Terra em Transe e o poder da distopia em antecipar-se aos fatos
Eldorado é uma terra imaginária onde a política e os temas sociais devem enfrentar a miséria e as injustiças. O populismo é o enredo para mostrar como as disputas de poder ignoram os problemas do povo. No filme, uma república periférica imaginária em plena crise da sua democracia entra em crise depois de um golpe de Estado. Obviamente aquela alegórica criação de Eldorado e Alecrim de forma indireta e sugestiva eram estratégias para falar dos problemas do Brasil e fugir da censura.
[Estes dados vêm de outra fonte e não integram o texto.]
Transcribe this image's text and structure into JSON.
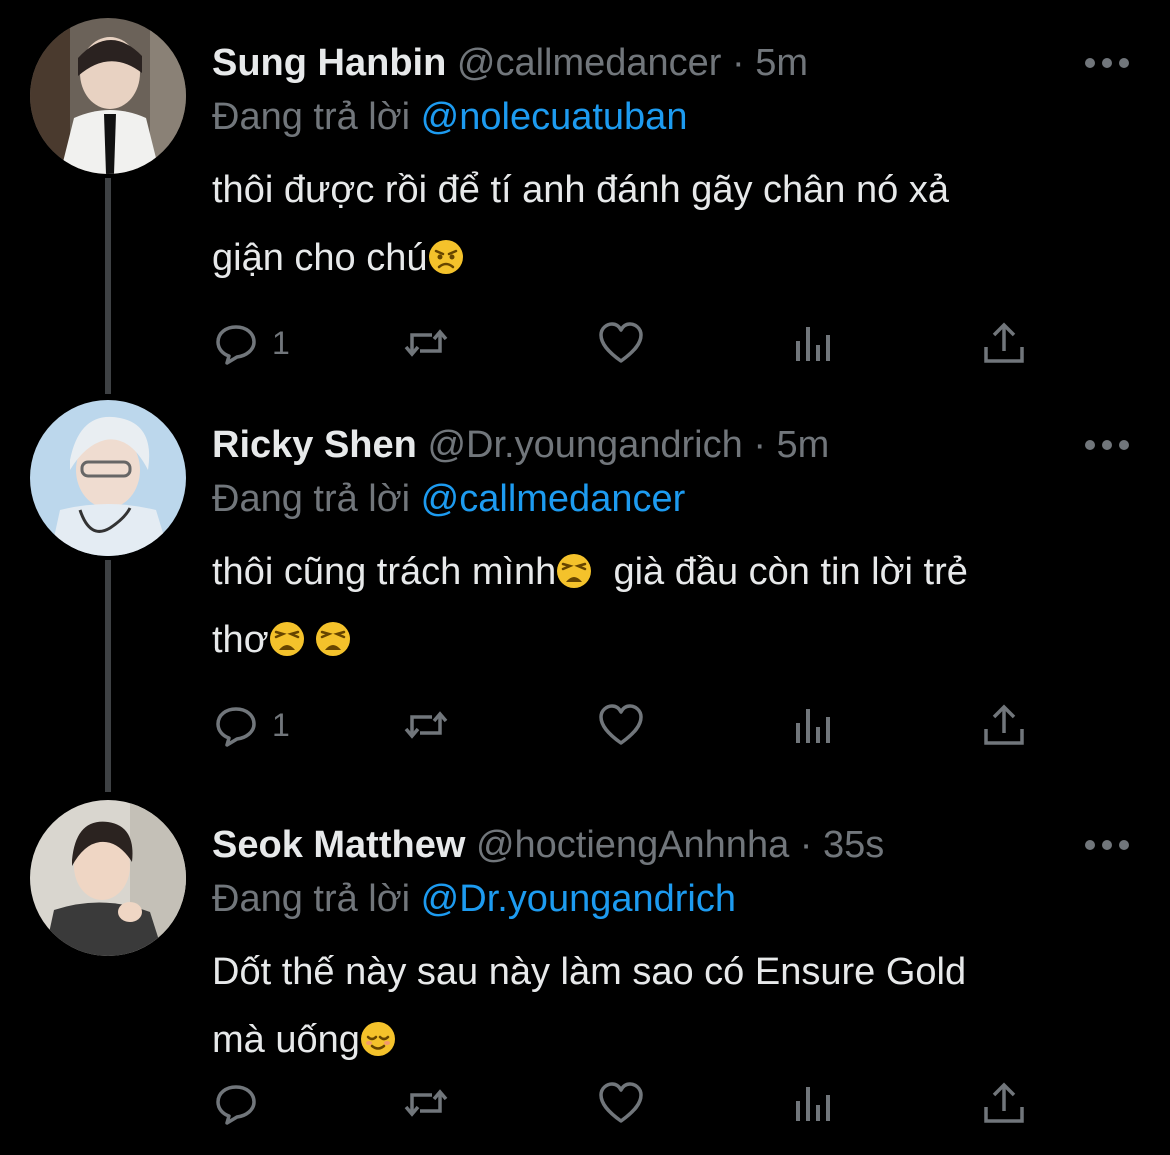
{
  "reply_prefix": "Đang trả lời",
  "colors": {
    "background": "#000000",
    "text": "#e7e9ea",
    "muted": "#71767b",
    "link": "#1d9bf0",
    "thread_line": "#3e4144"
  },
  "tweets": [
    {
      "name": "Sung Hanbin",
      "handle": "@callmedancer",
      "separator": "·",
      "time": "5m",
      "reply_to": "@nolecuatuban",
      "text_line1": "thôi được rồi để tí anh đánh gãy chân nó xả",
      "text_line2": "giận cho chú",
      "emojis": [
        "angry-face"
      ],
      "reply_count": "1"
    },
    {
      "name": "Ricky Shen",
      "handle": "@Dr.youngandrich",
      "separator": "·",
      "time": "5m",
      "reply_to": "@callmedancer",
      "text_line1a": "thôi cũng trách mình",
      "text_line1b": "già đầu còn tin lời trẻ",
      "text_line2": "thơ",
      "emojis": [
        "weary-face",
        "weary-face",
        "weary-face"
      ],
      "reply_count": "1"
    },
    {
      "name": "Seok Matthew",
      "handle": "@hoctiengAnhnha",
      "separator": "·",
      "time": "35s",
      "reply_to": "@Dr.youngandrich",
      "text_line1": "Dốt thế này sau này làm sao có Ensure Gold",
      "text_line2": "mà uống",
      "emojis": [
        "relieved-face"
      ],
      "reply_count": ""
    }
  ]
}
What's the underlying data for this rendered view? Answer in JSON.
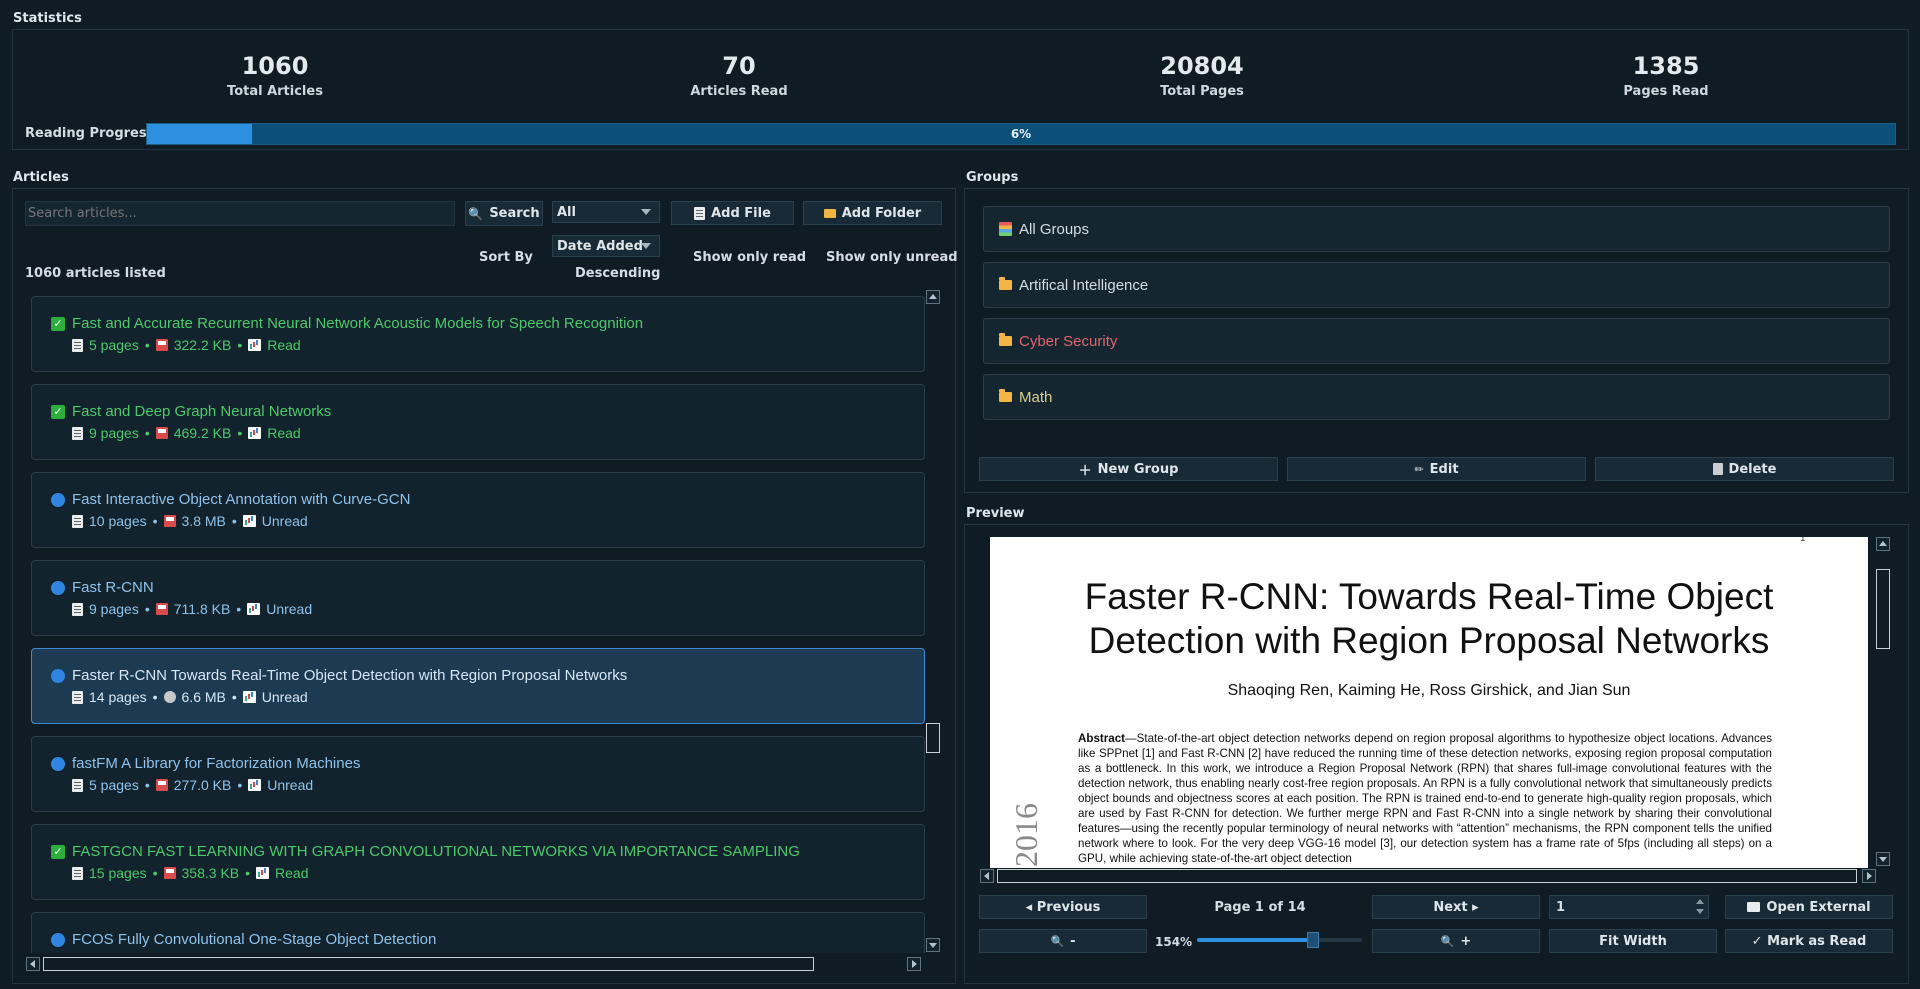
{
  "statistics": {
    "title": "Statistics",
    "total_articles": "1060",
    "total_articles_label": "Total Articles",
    "articles_read": "70",
    "articles_read_label": "Articles Read",
    "total_pages": "20804",
    "total_pages_label": "Total Pages",
    "pages_read": "1385",
    "pages_read_label": "Pages Read",
    "progress_label": "Reading Progress",
    "progress_text": "6%",
    "progress_fraction": 0.06
  },
  "articles": {
    "title": "Articles",
    "search_placeholder": "Search articles...",
    "search_button": "Search",
    "filter_value": "All",
    "add_file": "Add File",
    "add_folder": "Add Folder",
    "sort_by_label": "Sort By",
    "sort_value": "Date Added",
    "order_label": "Descending",
    "show_only_read": "Show only read",
    "show_only_unread": "Show only unread",
    "count_text": "1060 articles listed",
    "items": [
      {
        "title": "Fast and Accurate Recurrent Neural Network Acoustic Models for Speech Recognition",
        "pages": "5 pages",
        "size": "322.2 KB",
        "status": "Read",
        "read": true
      },
      {
        "title": "Fast and Deep Graph Neural Networks",
        "pages": "9 pages",
        "size": "469.2 KB",
        "status": "Read",
        "read": true
      },
      {
        "title": "Fast Interactive Object Annotation with Curve-GCN",
        "pages": "10 pages",
        "size": "3.8 MB",
        "status": "Unread",
        "read": false
      },
      {
        "title": "Fast R-CNN",
        "pages": "9 pages",
        "size": "711.8 KB",
        "status": "Unread",
        "read": false
      },
      {
        "title": "Faster R-CNN Towards Real-Time Object Detection with Region Proposal Networks",
        "pages": "14 pages",
        "size": "6.6 MB",
        "status": "Unread",
        "read": false,
        "selected": true
      },
      {
        "title": "fastFM A Library for Factorization Machines",
        "pages": "5 pages",
        "size": "277.0 KB",
        "status": "Unread",
        "read": false
      },
      {
        "title": "FASTGCN FAST LEARNING WITH GRAPH CONVOLUTIONAL NETWORKS VIA IMPORTANCE SAMPLING",
        "pages": "15 pages",
        "size": "358.3 KB",
        "status": "Read",
        "read": true
      },
      {
        "title": "FCOS Fully Convolutional One-Stage Object Detection",
        "pages": "",
        "size": "",
        "status": "",
        "read": false
      }
    ]
  },
  "groups": {
    "title": "Groups",
    "items": [
      {
        "label": "All Groups",
        "color": "#cfd7dc"
      },
      {
        "label": "Artifical Intelligence",
        "color": "#cfd7dc"
      },
      {
        "label": "Cyber Security",
        "color": "#e0646a"
      },
      {
        "label": "Math",
        "color": "#d7d08e"
      }
    ],
    "new_group": "New Group",
    "edit": "Edit",
    "delete": "Delete"
  },
  "preview": {
    "title": "Preview",
    "paper_title_line1": "Faster R-CNN: Towards Real-Time Object",
    "paper_title_line2": "Detection with Region Proposal Networks",
    "authors": "Shaoqing Ren, Kaiming He, Ross Girshick, and Jian Sun",
    "abstract_label": "Abstract",
    "abstract_text": "—State-of-the-art object detection networks depend on region proposal algorithms to hypothesize object locations. Advances like SPPnet [1] and Fast R-CNN [2] have reduced the running time of these detection networks, exposing region proposal computation as a bottleneck. In this work, we introduce a Region Proposal Network (RPN) that shares full-image convolutional features with the detection network, thus enabling nearly cost-free region proposals. An RPN is a fully convolutional network that simultaneously predicts object bounds and objectness scores at each position. The RPN is trained end-to-end to generate high-quality region proposals, which are used by Fast R-CNN for detection. We further merge RPN and Fast R-CNN into a single network by sharing their convolutional features—using the recently popular terminology of neural networks with “attention” mechanisms, the RPN component tells the unified network where to look. For the very deep VGG-16 model [3], our detection system has a frame rate of 5fps (including all steps) on a GPU, while achieving state-of-the-art object detection",
    "side_year": "2016",
    "page_mark": "1",
    "previous": "◂ Previous",
    "page_indicator": "Page 1 of 14",
    "next": "Next ▸",
    "page_input": "1",
    "open_external": "Open External",
    "zoom_out": "-",
    "zoom_level": "154%",
    "zoom_fraction": 0.7,
    "zoom_in": "+",
    "fit_width": "Fit Width",
    "mark_as_read": "✓ Mark as Read"
  }
}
Mais atual do que nunca “Terra em Transe”, de Glauber Rocha, pertence ao movimento do Cinema Novo Brasileiro. Uma tentativa de discutir temas como a desigualdade social, o preconceito e a política. Mas o filme vai muito além da política. A batida de candomblé na épica abertura marcou fortemente o jovem Caetano Veloso que, junto com Gilberto Gil, Gal Costa, Tom Zé e outros estavam em plena criação do movimento tropicalista. As misturas nas falas, os sons produzidos e as batidas compostas com as imagens provocam a náusea de um transe que talvez seja indigesto ao expectador, mas davam pleno sentido da convulsão social do momento.
Além de Glauber Rocha, José Agrippino de Paula, com seu genial e pouco conhecido “Hitler do Terceiro Mundo” (disponível aqui), Caca Diéges, Nelson Pereira dos Santos, Ruy Guerra entre outros faziam também do cinema uma arma contra a ditadura. Era uma geração que compensava os poucos recursos financeiros e tecnológicos com muita criatividade, ousadia e a influência dos principais movimentos transgressores da arte de sua época.
Para quem quiser assistir, o filme está disponível completo no youtube.
Talvez eu não pudesse dizer a mesma coisa cinco anos atrás, mas hoje certamente posso afirmar que, cinquenta e um anos depois, Terra em Transe tem nos seus temas um prelúdio de uma mesma distopia assustadora.